Industrial modernity is Janus-faced. It generates great wealth and material abundance, and it promises to free human labor and replace it with the work of machines. It also holds the potential to destroy human life on a mass scale through the manufacture of explosives and chemical poisons. Gas masks are the counterpart to chemical weapons, symbols not of material affluence or technological achievement, but horrific reminders of the duality of human invention and so deeply laden with cultural meaning. Age of the Gas Mask shows the gas mask’s cultural meaning was never final, but rather its meanings shifted over time and were rarely in line with official government planning. While it may not have saved anyone from a chemical attack, the ARP gas mask had great symbolic value as an attempt to control fear and panic amidst the changing character of war. It sought to erect an artificial barrier between the British body politic and a threatening world. The civilian gas mask laid the foundation for Britain’s contemporary security state apparatus and perhaps reflects something of our anxiety about atmospheric control and our elusive mastery in engineering immunologically and climatologically healthy air. Try as we might, the gas mask shows that we cannot encapsulate the entire world. Rather, we should seek to live more balanced lives in the world that we have.

Citation: James J. Esposito. Review of Grayzel, Susan R., The Age of the Gas Mask: How British Civilians Faced the Terror of Total War. H-Sci-Med-Tech, H-Net Reviews. February, 2023. URL: https://www.h-net.org/reviews/showrev.php?id=58345

This work is licensed under a Creative Commons Attribution-Noncommercial-No Derivative Works 3.0 United States License.

Thank you very much for this interesting review.

With regard to the area of the development of gas masks in Germany it can be added that there are already publications on this, such as
Rossi, Egidio et al. (2021). Der Gaskrieg im Ersten Weltkrieg: Gasschutz und Gasmasken bei den Armeen im Deutschen Reich, in Österreich-Ungarn und Italien. Vienna.

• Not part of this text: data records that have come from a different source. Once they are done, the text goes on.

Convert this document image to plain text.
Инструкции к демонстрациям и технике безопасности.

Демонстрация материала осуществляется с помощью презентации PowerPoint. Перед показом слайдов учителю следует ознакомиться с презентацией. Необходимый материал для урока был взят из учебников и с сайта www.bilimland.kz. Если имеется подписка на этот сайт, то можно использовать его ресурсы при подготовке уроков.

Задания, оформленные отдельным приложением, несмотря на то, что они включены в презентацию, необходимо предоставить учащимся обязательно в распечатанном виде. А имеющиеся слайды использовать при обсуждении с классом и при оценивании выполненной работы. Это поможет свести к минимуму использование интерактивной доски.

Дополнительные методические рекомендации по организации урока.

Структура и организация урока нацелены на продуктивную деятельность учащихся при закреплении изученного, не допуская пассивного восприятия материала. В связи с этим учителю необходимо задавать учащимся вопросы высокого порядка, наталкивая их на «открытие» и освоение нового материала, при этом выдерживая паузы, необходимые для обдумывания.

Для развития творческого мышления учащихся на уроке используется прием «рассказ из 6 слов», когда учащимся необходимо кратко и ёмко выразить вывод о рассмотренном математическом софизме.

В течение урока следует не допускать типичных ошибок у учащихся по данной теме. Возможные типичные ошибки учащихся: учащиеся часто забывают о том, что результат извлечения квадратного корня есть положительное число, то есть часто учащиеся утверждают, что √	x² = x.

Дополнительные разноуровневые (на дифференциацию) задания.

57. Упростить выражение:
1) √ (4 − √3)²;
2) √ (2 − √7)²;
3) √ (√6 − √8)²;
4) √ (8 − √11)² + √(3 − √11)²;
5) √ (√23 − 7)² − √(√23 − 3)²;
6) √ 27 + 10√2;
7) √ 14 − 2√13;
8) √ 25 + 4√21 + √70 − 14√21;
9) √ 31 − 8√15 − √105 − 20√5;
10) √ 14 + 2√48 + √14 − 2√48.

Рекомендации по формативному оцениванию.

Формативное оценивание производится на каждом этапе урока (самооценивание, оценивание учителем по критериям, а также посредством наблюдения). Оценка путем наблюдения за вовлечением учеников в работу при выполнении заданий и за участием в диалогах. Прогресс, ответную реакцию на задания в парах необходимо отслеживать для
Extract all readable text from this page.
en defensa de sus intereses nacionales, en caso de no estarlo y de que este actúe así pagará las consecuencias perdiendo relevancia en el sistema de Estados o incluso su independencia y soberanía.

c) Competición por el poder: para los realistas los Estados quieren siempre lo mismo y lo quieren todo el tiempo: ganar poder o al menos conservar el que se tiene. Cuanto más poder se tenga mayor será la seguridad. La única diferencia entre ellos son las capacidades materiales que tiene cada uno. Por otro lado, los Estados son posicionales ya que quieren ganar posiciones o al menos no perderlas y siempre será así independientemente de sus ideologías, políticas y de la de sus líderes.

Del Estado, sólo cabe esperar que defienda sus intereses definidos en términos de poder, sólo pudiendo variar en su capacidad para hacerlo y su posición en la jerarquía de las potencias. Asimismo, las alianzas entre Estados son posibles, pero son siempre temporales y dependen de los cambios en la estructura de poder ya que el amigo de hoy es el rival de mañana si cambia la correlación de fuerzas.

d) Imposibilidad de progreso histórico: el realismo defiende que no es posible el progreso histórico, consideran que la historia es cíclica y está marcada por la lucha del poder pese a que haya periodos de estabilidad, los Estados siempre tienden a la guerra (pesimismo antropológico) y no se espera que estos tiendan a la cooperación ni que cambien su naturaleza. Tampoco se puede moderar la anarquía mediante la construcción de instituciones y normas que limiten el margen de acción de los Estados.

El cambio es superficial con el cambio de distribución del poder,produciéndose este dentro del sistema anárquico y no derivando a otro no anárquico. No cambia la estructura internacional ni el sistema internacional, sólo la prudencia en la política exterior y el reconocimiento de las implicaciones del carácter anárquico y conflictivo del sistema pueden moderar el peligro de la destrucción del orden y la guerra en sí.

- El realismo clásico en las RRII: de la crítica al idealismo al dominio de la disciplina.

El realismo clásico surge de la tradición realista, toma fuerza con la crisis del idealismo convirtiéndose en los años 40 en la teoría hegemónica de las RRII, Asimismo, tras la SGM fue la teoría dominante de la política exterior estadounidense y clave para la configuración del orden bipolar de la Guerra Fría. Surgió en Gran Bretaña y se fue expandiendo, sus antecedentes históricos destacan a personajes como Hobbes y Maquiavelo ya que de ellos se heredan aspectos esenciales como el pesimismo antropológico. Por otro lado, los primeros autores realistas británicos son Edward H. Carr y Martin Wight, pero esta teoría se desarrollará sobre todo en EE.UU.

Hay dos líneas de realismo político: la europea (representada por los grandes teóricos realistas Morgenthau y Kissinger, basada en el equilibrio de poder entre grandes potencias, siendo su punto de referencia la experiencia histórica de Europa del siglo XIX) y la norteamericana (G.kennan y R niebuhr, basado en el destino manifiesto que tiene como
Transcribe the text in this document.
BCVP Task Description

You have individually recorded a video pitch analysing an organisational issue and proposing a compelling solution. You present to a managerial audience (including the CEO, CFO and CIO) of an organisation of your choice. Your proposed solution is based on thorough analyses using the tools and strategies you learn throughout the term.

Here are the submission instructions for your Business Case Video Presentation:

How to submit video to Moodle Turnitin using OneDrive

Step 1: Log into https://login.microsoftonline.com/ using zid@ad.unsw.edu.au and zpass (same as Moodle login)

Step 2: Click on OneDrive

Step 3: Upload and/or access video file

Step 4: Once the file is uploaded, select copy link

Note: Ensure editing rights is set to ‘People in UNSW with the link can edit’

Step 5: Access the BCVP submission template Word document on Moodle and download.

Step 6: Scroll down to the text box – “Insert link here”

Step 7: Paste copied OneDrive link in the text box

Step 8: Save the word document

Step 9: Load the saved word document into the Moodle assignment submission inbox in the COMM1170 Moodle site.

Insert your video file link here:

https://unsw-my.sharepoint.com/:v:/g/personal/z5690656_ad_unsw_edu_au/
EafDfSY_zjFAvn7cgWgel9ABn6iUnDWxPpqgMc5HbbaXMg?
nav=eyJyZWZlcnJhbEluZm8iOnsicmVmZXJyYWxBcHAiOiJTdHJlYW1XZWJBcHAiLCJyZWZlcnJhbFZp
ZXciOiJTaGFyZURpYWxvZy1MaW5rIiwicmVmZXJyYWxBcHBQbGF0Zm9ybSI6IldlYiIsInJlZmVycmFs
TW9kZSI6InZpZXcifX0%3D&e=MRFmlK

The effect of the gas mask as a symbol and for depersonalizing a society in Germany is reflected, for example, in
Thiel, Franziska (2018). Die letzten Tage der Menschheit – Karl Kraus’ Weltkriegsdramatik. In: Klein, C., Deiters, FJ. (eds) Der Erste Weltkrieg in der Dramatik – deutsche und australische Perspektiven / The First World War in Drama – German and Australian Perspectives. Stuttgart.

For those interested in the subject of gas masks in Germany, I would add Peter Thompson's work.

Here is an early article:
Peter Thompson (2017) The chemical subject: phenomenology and German encounters with the gas mask in the World War I, History and Technology, 33:3, 249-271, DOI: 10.1080/07341512.2018.1449712

The book form of his 2021 University of Illinois dissertation is coming out as
The Gas Mask in Interwar Germany: Visions of Chemical Modernity (Cambridge University Press, forthcoming April 2023)

Hi Michael,

Thanks for sending these recommendations along. I wasn't previously aware of the Thiel reading. The text is available online via my library. I just read through it. It looks like will be extremely useful. The Rossi reading isn't available near me, but I ordered a copy from my local bookseller to receive it by mail.

-James

Hi Kristen,

Yes! I highly recommend Peter Thompson's work as well. The Chemical Subject (2017) is a very well done article and I look forward to reading the book once it is released.